Un curieux document récemment acquis par les archives départementales du Pas-de-Calais permet de mettre en lumière un événement fort peu connu de l’histoire locale. En 1641, soit seulement un an après la prise d’Arras par les Français, le sieur de Saint-Preuil, le gouverneur de la ville d’Arras, est exécuté après un rapide procès et pour des raisons qui peuvent paraître obscures.

Une gravure à l’honneur

Gravure monochrome montrant une tête de mort.

Gravure de la tête de François de Jussac d’Ambleville, sieur de Saint-Preuil (1880), Archives départementales du Pas-de-Calais, 3 Fi 886.

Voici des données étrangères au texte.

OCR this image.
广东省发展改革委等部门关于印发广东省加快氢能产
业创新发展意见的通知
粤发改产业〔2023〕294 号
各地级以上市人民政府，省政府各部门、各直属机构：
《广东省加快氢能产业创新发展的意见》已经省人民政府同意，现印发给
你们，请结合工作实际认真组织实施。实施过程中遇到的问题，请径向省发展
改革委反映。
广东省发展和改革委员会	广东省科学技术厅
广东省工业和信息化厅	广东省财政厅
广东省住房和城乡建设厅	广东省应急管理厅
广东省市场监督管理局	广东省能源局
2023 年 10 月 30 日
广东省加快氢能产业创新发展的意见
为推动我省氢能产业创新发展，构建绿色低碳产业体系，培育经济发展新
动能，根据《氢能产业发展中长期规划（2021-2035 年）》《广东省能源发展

De prime abord, ce document est remarquable par sa taille, relativement grande pour une gravure, 26 cm de hauteur sur 37 cm de longueur. Il représente une tête en partie décharnée et a été tracé à la pointe sèche. Cette technique, dans laquelle le graveur utilise une pointe sèche plutôt qu’un burin, permet d’exécuter un trait fin, presque velouté. La gravure est datée, signée et localisée : "Camarroque, 1880, musée de Picardie". L’auteur, Charles Camarroque est un artiste peintre bordelais. Élève d’Alexandre Cabanel, il s’installe à Paris, où, de 1875 à 1880, il participe aux salons de l'Académie des beaux-arts, puis au Salon des artistes français.

En dessous, se trouve collé le portrait, de son vivant, de l’homme à qui appartient la tête : ce dernier y porte une armure surmontée d’un large col rabattu de dentelle, typique des dernières années du règne de Louis XIII. Celui-ci est encadré de la légende : Le 9 novembre 1641 fut décapité à Amiens à l’âge de 42 ans messire de St-Preuil gouverneur d’Artois .

Revenons un instant sur la gravure. La tête décapitée semble étonnement bien conservée, malgré les siècles qu’elle a traversés. Une photographie, fournie par le Musée de Picardie, confirme encore son bon état relatif. La peau paraît en partie conservée. Et on remarque, surtout, une découpe tout autour de la boîte crânienne et un fil au sommet tenant la calotte.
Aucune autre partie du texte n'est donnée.